During the period of CSP military junta, there were tensions within the new regime between radicals supported by Libya and Ghana and conservatives supported by France and Ivory Coast. ROC met at the house of Zongo on December 21, 1982, which was the first formal meeting of the group. Attendees at the meeting included Sankara, Compaoré, Boukary Lingani, Zongo, Pierre Ouedraogo and Jean-Claude Kamboulé. According to a later testimony of Compaoré, the meeting decided to formally constitute the OMR. The OMR wanted to create post of Prime Minister, in order to install Sankara in this post to steer the process towards transition to civilian rule. Furthermore OMR wanted to include PAI and the ex-ULC group of Valère Somé in the cabinet. In January 1983 the OMR presented its demands at meeting of the CSP military junta. Albeit the OMR proposals were resisted by the conservatives members of the CSP, it managed to push Jean-Baptiste Ouédraogo to accept Sankara as the Prime Minister and inducted 2 PAI and 1 ex-ULC government ministers. Per Bruno Jaffré OMR probably had a majority of members within the CSP junta, at the time before the arrest of Sankara in May 1983.

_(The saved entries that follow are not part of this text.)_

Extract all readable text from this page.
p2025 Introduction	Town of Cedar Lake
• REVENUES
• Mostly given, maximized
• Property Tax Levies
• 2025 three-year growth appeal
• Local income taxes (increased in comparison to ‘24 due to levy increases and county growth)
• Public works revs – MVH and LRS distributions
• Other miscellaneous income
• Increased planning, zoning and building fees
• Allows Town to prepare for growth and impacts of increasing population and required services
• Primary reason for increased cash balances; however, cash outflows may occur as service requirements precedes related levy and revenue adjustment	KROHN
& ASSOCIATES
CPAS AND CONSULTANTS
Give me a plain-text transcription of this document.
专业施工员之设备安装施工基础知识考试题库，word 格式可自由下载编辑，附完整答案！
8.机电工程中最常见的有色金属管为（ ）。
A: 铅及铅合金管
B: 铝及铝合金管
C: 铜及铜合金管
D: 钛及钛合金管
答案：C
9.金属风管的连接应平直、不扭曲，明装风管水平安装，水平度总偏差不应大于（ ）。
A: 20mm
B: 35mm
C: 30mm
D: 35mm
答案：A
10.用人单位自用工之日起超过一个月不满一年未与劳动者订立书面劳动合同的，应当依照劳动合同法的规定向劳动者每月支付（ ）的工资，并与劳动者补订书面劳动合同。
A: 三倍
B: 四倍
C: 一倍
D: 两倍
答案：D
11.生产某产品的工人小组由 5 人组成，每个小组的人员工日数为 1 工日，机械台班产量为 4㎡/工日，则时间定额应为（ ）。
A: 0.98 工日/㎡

==August 4, 1983 revolution==
After the overthrow of Jean-Baptiste Ouédraogo in August 1983, there were divisions within OMR on the political course to take. Compaoré argued that he himself should become president, as he had been the main leader of the uprising - commanding the troops garrisoned at Pô and freeing Sankara from house arrest. But the faction led by Ernest Nongma Ouédraogo, Minister of Security in the new government, insisted on Sankara as the new president. The Ouédraogo-led faction opposed Compaoré's bid for the presidency citing the fierce opposition towards the latter from the other forces that had carried out the revolution - the PAI and the ex-ULC elements. During the early period of the new regime some twenty military officers took part in the National Revolutionary Council (CNR) meetings, all belonging to the OMR. In the 21-member government that took office on August 25, 1983 there were 5 of the young officers - Captain Sankara,
Captain Compaoré, Captain Zongo, Major Boukary Lingani and Commander Abdoul Salam Kaboré.

OMR re-surged as a formal organization around Sankara and other military officers during negotiations for the CNR to reconcile with PAI in April 1985. Per Sennen Andriamirado Sankara mobilized OMR to counter the influence of Union of Communist Struggles – Reconstructed (ULC-R) within the government. Commander Abdoul Salam Kaboré was the spokesperson of OMR. In May 1986, as discussions took place on a possible unification of Burkinabé Communist Group (GCB), the Union of Burkinabè Communists (UCB) and ULC-R, OMR was mentioned as the fourth political force in the process. After tensions in the CNR in August 1986, Sankara relaunched the then dormant OMR.

==Formalization of OMR and overthrow of Sankara==
Sankara called an urgent OMR meeting to be held on September 3, 1987, to discuss the issue of the circulation of defamatory anonymous tracts against Sankara and his family members. At the meeting Compaoré and his associates were accused of spreading the tracts. In response Compaoré declared the OMR to be an incompetent military grouping in regards to the mobilization, organization and education of the people. During this period OMR, which was operating as an informal faction, began drafting formal statues for the group. The preamble of the draft statues stated that OMR was committed to the "union of the Burkinabé left-wing towards the creation of a Marxist–Leninist party".

During the evening of October 14, 1987 Sankara called UCB leaders to attend an urgent meeting. At meeting Sankara presented new statues for OMR which framed it as "political-military organization which participates in the exercise of state power within the National Revolutionary Council". Sankara declared that OMR could not be members of any other political organization, and as such military officer must withdraw from the UCB. This message did not go down well with the UCB. Sankara was overthrown and executed the following day.